Some income opportunities may overlap with your employee’s career skills and some may rely on completely different skill sets. Your IT technician may be a talented artist on the side, selling their art on Etsy or Society6. Your project manager may have a knack for thrifting and resells vintage items on eBay or Facebook Marketplace for a profit.  

There are also passive income streams, where your employee initially invests time and energy into setting up an online cooking class on Skillshare or a how-to tutorial on Youtube or an original knitting pattern or Ravelry and earns a percentage with each download or view. 

And while outright freelancing falls more under a company’s non-compete clause rather than moonlighting, it’s worth mentioning as it also generates additional income.  

For your moonlighting policy, consider whether employees can market their wares or services within your company. The employee may see coworkers as potential clients or customers; however, your company may not wish for the employee to cross revenue streams, so to speak. If anything should go wrong with a transaction, it could create workplace tension and conflict between coworkers. 

Beware of the multi-level marketing (or pyramid) schemes, or at the very least include them in your moonlighting policy.

You’ve likely heard of Mary Kay and Avon. They’re multi-level marketing companies (MLMs).
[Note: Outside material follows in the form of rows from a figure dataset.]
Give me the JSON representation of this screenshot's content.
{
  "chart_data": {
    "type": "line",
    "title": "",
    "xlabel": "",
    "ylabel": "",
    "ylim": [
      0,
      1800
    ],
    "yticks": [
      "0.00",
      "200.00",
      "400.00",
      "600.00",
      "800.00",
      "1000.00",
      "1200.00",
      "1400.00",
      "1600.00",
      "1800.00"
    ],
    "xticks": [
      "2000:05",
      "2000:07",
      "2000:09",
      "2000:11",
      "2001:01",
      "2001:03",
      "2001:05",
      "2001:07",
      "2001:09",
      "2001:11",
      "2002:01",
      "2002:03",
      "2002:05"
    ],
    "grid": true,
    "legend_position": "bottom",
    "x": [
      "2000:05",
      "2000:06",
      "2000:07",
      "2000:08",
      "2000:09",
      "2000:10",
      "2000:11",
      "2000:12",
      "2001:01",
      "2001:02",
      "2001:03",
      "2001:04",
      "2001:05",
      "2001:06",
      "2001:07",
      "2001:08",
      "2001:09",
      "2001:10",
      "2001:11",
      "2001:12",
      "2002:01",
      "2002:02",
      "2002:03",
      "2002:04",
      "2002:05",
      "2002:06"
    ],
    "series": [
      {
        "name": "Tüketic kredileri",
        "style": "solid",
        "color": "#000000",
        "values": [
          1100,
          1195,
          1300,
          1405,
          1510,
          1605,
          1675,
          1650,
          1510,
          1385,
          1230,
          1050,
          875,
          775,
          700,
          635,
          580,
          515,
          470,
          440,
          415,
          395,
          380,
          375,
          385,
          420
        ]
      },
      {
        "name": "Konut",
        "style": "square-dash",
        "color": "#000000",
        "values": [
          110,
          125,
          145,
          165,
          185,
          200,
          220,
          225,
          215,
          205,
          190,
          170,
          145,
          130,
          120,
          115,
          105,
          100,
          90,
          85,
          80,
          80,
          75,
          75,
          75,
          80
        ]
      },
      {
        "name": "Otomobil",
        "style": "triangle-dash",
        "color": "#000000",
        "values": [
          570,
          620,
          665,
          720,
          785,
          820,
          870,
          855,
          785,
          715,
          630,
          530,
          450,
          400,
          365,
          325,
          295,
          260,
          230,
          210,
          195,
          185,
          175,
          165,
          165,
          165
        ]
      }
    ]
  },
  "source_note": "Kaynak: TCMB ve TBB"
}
In other words, they’re barely legal pyramid schemes. Individuals make money by recruiting other people, known as their downline, and only very few individuals at the “top” of the pyramid (who have many downlines and downlines of downlines) make anywhere close to a living wage. 

However, the uncertainty created by COVID-19 has created a resurgence in MLMs, with companies recruiting individuals to sell makeup, skin care, nail polish, essential oils, hair products and even insurance. False advertising leads recruits to believe that they can make a living “on their phone” by constantly promoting the products and either finding customers or recruiting more people. 

Why is this relevant to your moonlighting policy? 

Because some of your employees may consider MLMs to be a viable side hustle. MLMs promote themselves as small businesses, that is, each recruit is made to believe they own a small business through which they sell the company’s products. The best way to protect your employees is to ban any multi-level marketing within your company and as part of your moonlighting policy, and to offer educational resources and help to any employee who has fallen prey to an MLM. The MLM Master List gives you a comprehensive list of MLM schemes.